[Image courtesy of law.uci.edu]
The 2014 election cycle saw a continuation of the legal battles between the parties on election laws, battles that extended almost right up to Election Day, to the chagrin of many, including me.
Barely two months later, Rick Hasen of UC-Irvine Law School and the indispensable Election Law Blog has released a draft of a paper, “Reining in the Purcell Principle”, looking back at the U.S. Supreme Court’s role during that last-minute crush (chaos?). Here’s the abstract:
About a month before the 2014 election, the United States Supreme Court issued a series of four extraordinary orders in election law cases. Without any explanation, the Court: stayed a district court order which would have required Ohio to restore extra days of early voting; stayed a Fourth Circuit order (partially reversing a district court) which would have restored same day voter registration and the counting of certain provisional ballots in North Carolina; vacated a Seventh Circuit stay of a district court order barring Wisconsin from implementing its new strict voter identification law; and refused to vacate a Fifth Circuit stay of a district court order which would have barred Texas from continuing to use its new strict voter identification law. The district court, after a trial on the merits, had declared Texas’s law unconstitutional and in violation of the Voting Rights Act.
The orders appeared contradictory, for example by allowing strict voter identification requirements to be used on Election Day 2014 in Texas but not Wisconsin. But the apparent common thread was the Supreme Court’s application of “the Purcell principle:” the idea that courts should not issue orders which change election rules in the period just before the election. This idea has appeared in earlier Supreme Court cases, most prominently in Purcell v. Gonzalez, a 2006 short per curiam case in which the Court vacated a Ninth Circuit injunction which had temporarily blocked use of Arizona’s strict new voter identification law. In this symposium Article, I argue the Supreme Court should rein in the Purcell principle. Certainly the potential for voter confusion and electoral chaos raise a strong public interest argument against last minute changes in election rules. But under normal Supreme Court remedial standards for considering stays and injunctions, the effect of a court order on the public interest is only one factor to consider. Although the precise test the Court uses in these emergency situations is somewhat fluid and uncertain, there is no doubt that ordinarily the Court considers the likelihood of success on the merits and relative hardship to the parties as two crucial factors in deciding whether to grant or vacate a stay or impose an injunction. By making the Purcell principle paramount, the Court runs the risk of issuing orders which can disenfranchise voters or impose significant burdens on election administrators for no good reason. Had the Court applied all the ordinary appropriate factors for emergency relief to the four 2014 election cases, in addition to special concerns attendant in election cases, there is a strong argument it would have reached a different decision in at least the Texas case and potentially in the North Carolina case.

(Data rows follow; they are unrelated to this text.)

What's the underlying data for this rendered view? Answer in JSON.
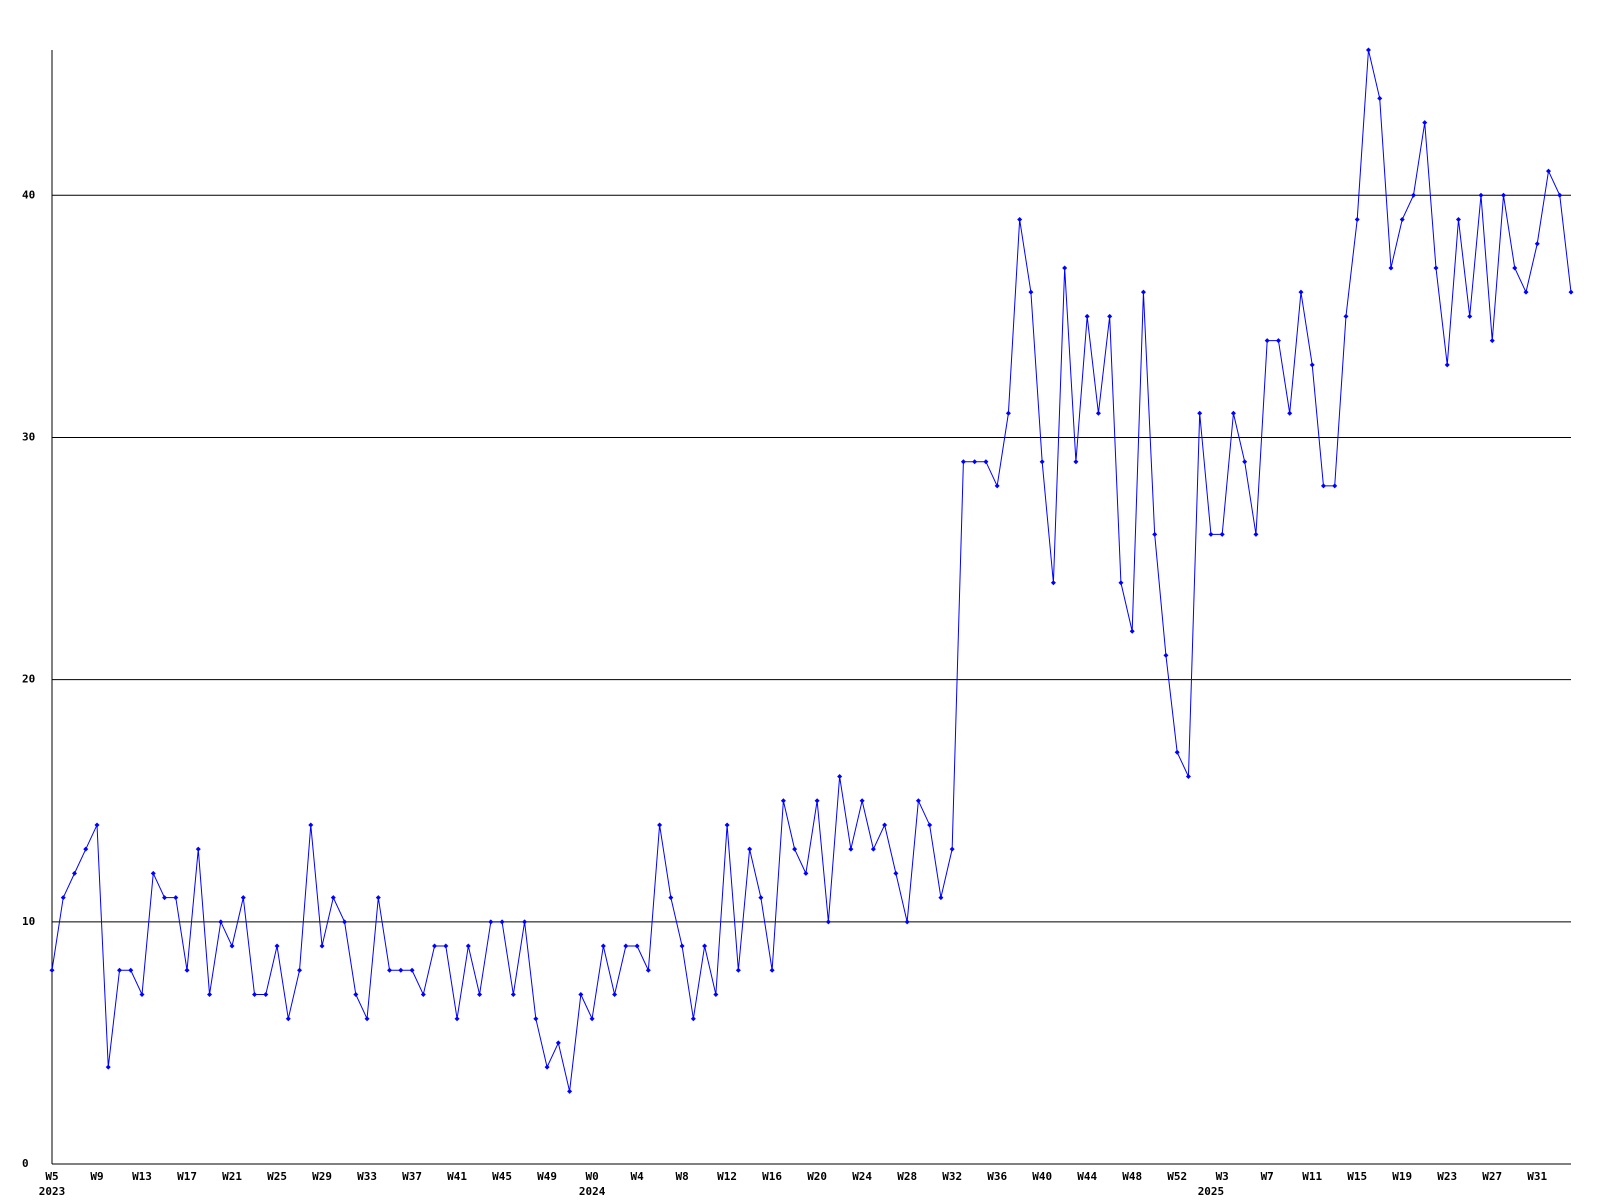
{
  "chart_data": {
    "type": "line",
    "categories": [
      "W5",
      null,
      null,
      null,
      "W9",
      null,
      null,
      null,
      "W13",
      null,
      null,
      null,
      "W17",
      null,
      null,
      null,
      "W21",
      null,
      null,
      null,
      "W25",
      null,
      null,
      null,
      "W29",
      null,
      null,
      null,
      "W33",
      null,
      null,
      null,
      "W37",
      null,
      null,
      null,
      "W41",
      null,
      null,
      null,
      "W45",
      null,
      null,
      null,
      "W49",
      null,
      null,
      null,
      "W0",
      null,
      null,
      null,
      "W4",
      null,
      null,
      null,
      "W8",
      null,
      null,
      null,
      "W12",
      null,
      null,
      null,
      "W16",
      null,
      null,
      null,
      "W20",
      null,
      null,
      null,
      "W24",
      null,
      null,
      null,
      "W28",
      null,
      null,
      null,
      "W32",
      null,
      null,
      null,
      "W36",
      null,
      null,
      null,
      "W40",
      null,
      null,
      null,
      "W44",
      null,
      null,
      null,
      "W48",
      null,
      null,
      null,
      "W52",
      null,
      null,
      null,
      "W3",
      null,
      null,
      null,
      "W7",
      null,
      null,
      null,
      "W11",
      null,
      null,
      null,
      "W15",
      null,
      null,
      null,
      "W19",
      null,
      null,
      null,
      "W23",
      null,
      null,
      null,
      "W27",
      null,
      null,
      null,
      "W31",
      null,
      null,
      null
    ],
    "years": [
      "2023",
      null,
      null,
      null,
      null,
      null,
      null,
      null,
      null,
      null,
      null,
      null,
      null,
      null,
      null,
      null,
      null,
      null,
      null,
      null,
      null,
      null,
      null,
      null,
      null,
      null,
      null,
      null,
      null,
      null,
      null,
      null,
      null,
      null,
      null,
      null,
      null,
      null,
      null,
      null,
      null,
      null,
      null,
      null,
      null,
      null,
      null,
      null,
      "2024",
      null,
      null,
      null,
      null,
      null,
      null,
      null,
      null,
      null,
      null,
      null,
      null,
      null,
      null,
      null,
      null,
      null,
      null,
      null,
      null,
      null,
      null,
      null,
      null,
      null,
      null,
      null,
      null,
      null,
      null,
      null,
      null,
      null,
      null,
      null,
      null,
      null,
      null,
      null,
      null,
      null,
      null,
      null,
      null,
      null,
      null,
      null,
      null,
      null,
      null,
      null,
      null,
      null,
      null,
      "2025",
      null,
      null,
      null,
      null,
      null,
      null,
      null,
      null,
      null,
      null,
      null,
      null,
      null,
      null,
      null,
      null,
      null,
      null,
      null,
      null,
      null,
      null,
      null,
      null,
      null,
      null,
      null,
      null,
      null,
      null,
      null,
      null,
      null,
      null
    ],
    "values": [
      8,
      11,
      12,
      13,
      14,
      4,
      8,
      8,
      7,
      12,
      11,
      11,
      8,
      13,
      7,
      10,
      9,
      11,
      7,
      7,
      9,
      6,
      8,
      14,
      9,
      11,
      10,
      7,
      6,
      11,
      8,
      8,
      8,
      7,
      9,
      9,
      6,
      9,
      7,
      10,
      10,
      7,
      10,
      6,
      4,
      5,
      3,
      7,
      6,
      9,
      7,
      9,
      9,
      8,
      14,
      11,
      9,
      6,
      9,
      7,
      14,
      8,
      13,
      11,
      8,
      15,
      13,
      12,
      15,
      10,
      16,
      13,
      15,
      13,
      14,
      12,
      10,
      15,
      14,
      11,
      13,
      29,
      29,
      29,
      28,
      31,
      39,
      36,
      29,
      24,
      37,
      29,
      35,
      31,
      35,
      24,
      22,
      36,
      26,
      21,
      17,
      16,
      31,
      26,
      26,
      31,
      29,
      26,
      34,
      34,
      31,
      36,
      33,
      28,
      28,
      35,
      39,
      46,
      44,
      37,
      39,
      40,
      43,
      37,
      33,
      39,
      35,
      40,
      34,
      40,
      37,
      36,
      38,
      41,
      40,
      36
    ],
    "color": "#0000ff",
    "ylim": [
      0,
      46
    ],
    "yticks": [
      0,
      10,
      20,
      30,
      40
    ],
    "grid": true,
    "markers": true
  }
}
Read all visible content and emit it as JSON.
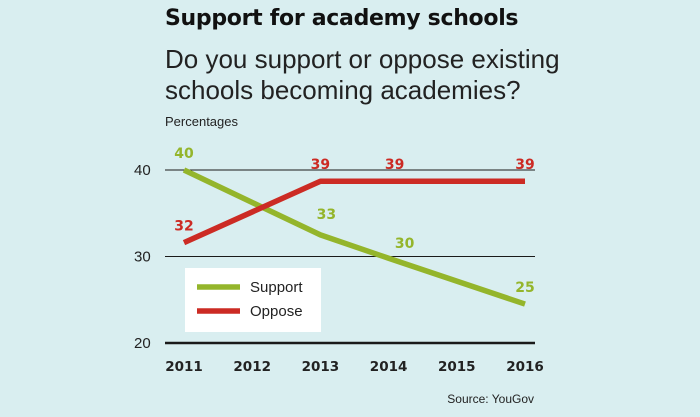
{
  "chart_data": {
    "type": "line",
    "title": "Support for academy schools",
    "subtitle": "Do you support or oppose existing schools becoming academies?",
    "ylabel": "Percentages",
    "xlabel": "",
    "x": [
      "2011",
      "2012",
      "2013",
      "2014",
      "2015",
      "2016"
    ],
    "ylim": [
      20,
      40
    ],
    "yticks": [
      20,
      30,
      40
    ],
    "grid": true,
    "legend_placement": "bottom-left",
    "series": [
      {
        "name": "Support",
        "color": "#94b52b",
        "points": [
          [
            2011,
            40
          ],
          [
            2013,
            32.5
          ],
          [
            2014,
            29.8
          ],
          [
            2016,
            24.5
          ]
        ],
        "labels": [
          {
            "x": 2011,
            "y": 40,
            "text": "40"
          },
          {
            "x": 2013,
            "y": 32.5,
            "text": "33"
          },
          {
            "x": 2014,
            "y": 29.8,
            "text": "30"
          },
          {
            "x": 2016,
            "y": 24.5,
            "text": "25"
          }
        ]
      },
      {
        "name": "Oppose",
        "color": "#cc2b24",
        "points": [
          [
            2011,
            31.6
          ],
          [
            2013,
            38.7
          ],
          [
            2016,
            38.7
          ]
        ],
        "labels": [
          {
            "x": 2011,
            "y": 31.6,
            "text": "32"
          },
          {
            "x": 2013,
            "y": 38.7,
            "text": "39"
          },
          {
            "x": 2014,
            "y": 38.7,
            "text": "39"
          },
          {
            "x": 2016,
            "y": 38.7,
            "text": "39"
          }
        ]
      }
    ]
  },
  "source": "Source: YouGov"
}
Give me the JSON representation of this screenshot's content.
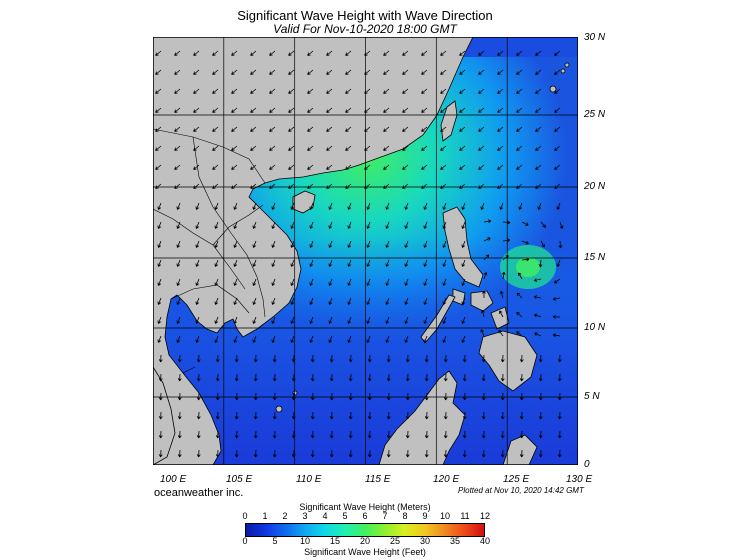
{
  "header": {
    "title": "Significant Wave Height with Wave Direction",
    "subtitle": "Valid For Nov-10-2020 18:00 GMT"
  },
  "map": {
    "lat_labels": [
      "30 N",
      "25 N",
      "20 N",
      "15 N",
      "10 N",
      "5 N",
      "0"
    ],
    "lon_labels": [
      "100 E",
      "105 E",
      "110 E",
      "115 E",
      "120 E",
      "125 E",
      "130 E"
    ],
    "land_color": "#c0c0c0",
    "ocean_low_color": "#1a3fd8",
    "ocean_high_color": "#4cf050"
  },
  "footer": {
    "credit": "oceanweather inc.",
    "plotted": "Plotted at Nov 10, 2020 14:42 GMT"
  },
  "legend": {
    "meters_title": "Significant Wave Height (Meters)",
    "feet_title": "Significant Wave Height (Feet)",
    "meters_ticks": [
      "0",
      "1",
      "2",
      "3",
      "4",
      "5",
      "6",
      "7",
      "8",
      "9",
      "10",
      "11",
      "12"
    ],
    "feet_ticks": [
      "0",
      "5",
      "10",
      "15",
      "20",
      "25",
      "30",
      "35",
      "40"
    ],
    "colors": [
      "#0a1aa8",
      "#1038e0",
      "#0f6cf0",
      "#10a8f0",
      "#10d8e8",
      "#20f0b0",
      "#40f060",
      "#8cf030",
      "#d8f020",
      "#f0c820",
      "#f08a20",
      "#f04a18",
      "#d01010"
    ]
  }
}
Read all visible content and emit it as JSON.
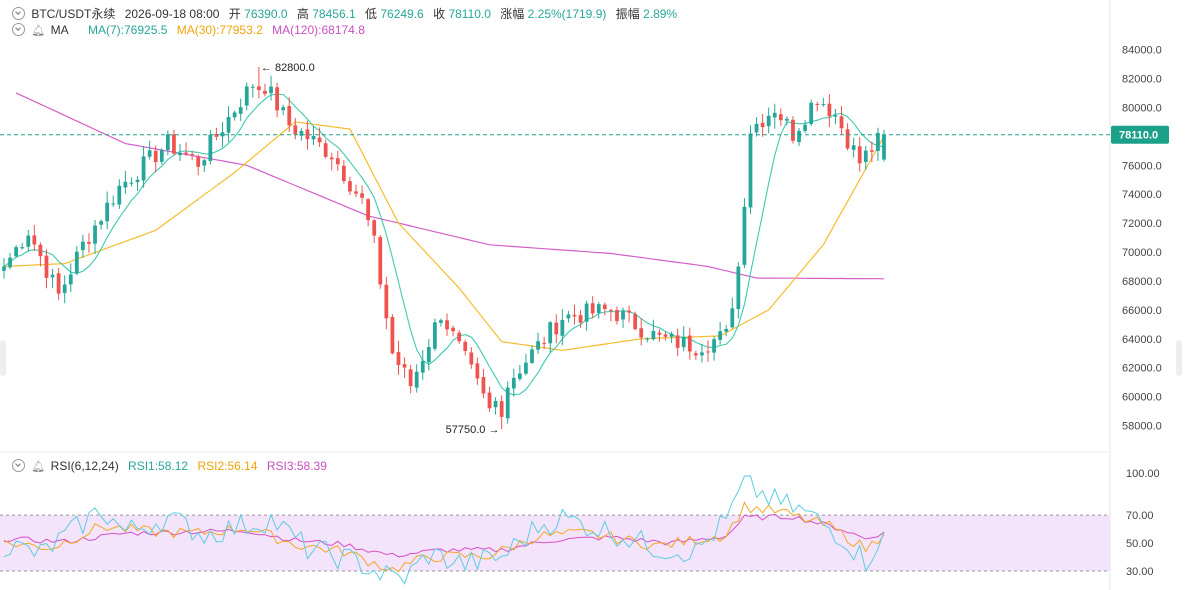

Part I of this Article explains the tests the Court applies in considering emergency stays and related orders, arguing that the Purcell principle should properly be understood not as a stand-alone rule but instead as relevant to one of the factors (the public interest) the Court usually considers. Part II applies the proper standards to the four 2014 emergency election cases considered by the Supreme Court, arguing that the Court got it wrong in at least the Texas case and possibly in the North Carolina case. Part III briefly argues that, regardless of whether the Supreme Court agrees with this call to rein in the Purcell principle, the Court should issue opinions, even weeks or months after the Court acts in an emergency elections case, explaining its reasoning. Such opinions would provide valuable guidance to lower courts considering election cases and help legitimize the Court’s actions by making them more transparent. It also might discipline the Justices to decide controversial cases more consistently.
Hasen’s second point – that the Court should explain itself eventually in election law cases, even if opinions are not possible right away – is the most important part of the article, in my opinion. I’m already on record decrying the growing tendency to crowd Election Day with litigation, but if it has to happen I would hope that the Court would least be willing to offer some guidance on election changes in order to avoid future last-minute litigation.
That said, I’m sticking to my story that we need to find a way to keep election legal disputes away from Election Day – but until we do, I suspect that Rick’s article will be a seminal source in the ongoing search for clarity on an otherwise opaque subject. I highly recommend it to lawyers and non-lawyers alike.